Sooner or later, you’re going to want to upgrade and leave your hosted solution for your own server. If you’re on Typepad, you will probably be looking at a variety of different solutions, including Movable Type (published by the same people who publish TypePad). If you’re on WordPress, you’ll probably be looking at… WordPress. Movable Type has licensing fees, and while they’ve made strides towards open-sourcing the core of their system they still retain IP control over the real juicy bits. In contrast, WordPress is entirely free, and given that at this level the two systems are functionally equivalent, the upgrade path from WordPress.com to your own installation is much easier, cheaper, and builds on your existing system knowledge so you don’t have to learn everything over again (On top of the UX point I made above).

Furthermore, WordPress has an ace up its sleeve: WordPress Mu.
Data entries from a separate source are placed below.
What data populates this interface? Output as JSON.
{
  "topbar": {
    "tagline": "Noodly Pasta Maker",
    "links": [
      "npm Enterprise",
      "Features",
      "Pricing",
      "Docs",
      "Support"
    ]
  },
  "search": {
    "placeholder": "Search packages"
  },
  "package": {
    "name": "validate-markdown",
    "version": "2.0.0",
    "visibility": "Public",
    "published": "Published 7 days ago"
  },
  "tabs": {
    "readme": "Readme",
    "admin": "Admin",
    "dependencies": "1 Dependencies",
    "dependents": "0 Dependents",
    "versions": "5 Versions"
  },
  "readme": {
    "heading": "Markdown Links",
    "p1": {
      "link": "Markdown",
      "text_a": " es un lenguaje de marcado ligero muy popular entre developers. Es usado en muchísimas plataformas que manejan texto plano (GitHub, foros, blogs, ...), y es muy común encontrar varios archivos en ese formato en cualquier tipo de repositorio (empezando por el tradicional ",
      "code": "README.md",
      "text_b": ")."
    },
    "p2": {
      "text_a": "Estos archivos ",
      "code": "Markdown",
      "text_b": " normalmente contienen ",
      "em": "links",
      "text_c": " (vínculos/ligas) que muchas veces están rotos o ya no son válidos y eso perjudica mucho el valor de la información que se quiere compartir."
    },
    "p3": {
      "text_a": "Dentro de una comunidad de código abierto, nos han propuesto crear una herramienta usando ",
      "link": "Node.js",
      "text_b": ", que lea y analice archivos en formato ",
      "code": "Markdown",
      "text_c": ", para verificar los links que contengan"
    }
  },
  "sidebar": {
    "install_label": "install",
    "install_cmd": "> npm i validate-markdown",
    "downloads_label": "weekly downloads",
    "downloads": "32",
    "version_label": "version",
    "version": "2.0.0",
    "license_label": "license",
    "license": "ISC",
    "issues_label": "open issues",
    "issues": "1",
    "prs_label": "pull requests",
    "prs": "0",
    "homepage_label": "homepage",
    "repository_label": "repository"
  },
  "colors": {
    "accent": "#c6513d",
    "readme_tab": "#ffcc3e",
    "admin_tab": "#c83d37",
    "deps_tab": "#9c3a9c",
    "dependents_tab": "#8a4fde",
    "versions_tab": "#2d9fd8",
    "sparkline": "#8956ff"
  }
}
This is the upgrade after the upgrade, where you become the host of other people’s blogs. The install is practically the same, the only difference is that now you’re in charge of the "WordPress.com" equivalent. While competing with them directly might not be the best option, this is an excellent system if you are interested in opening your own office to blogging. Anyone and everyone can create their own blog and retain their own author identity, while at the same time remaining associated with your company. OPENing up your office culture can be a boon in many different ways.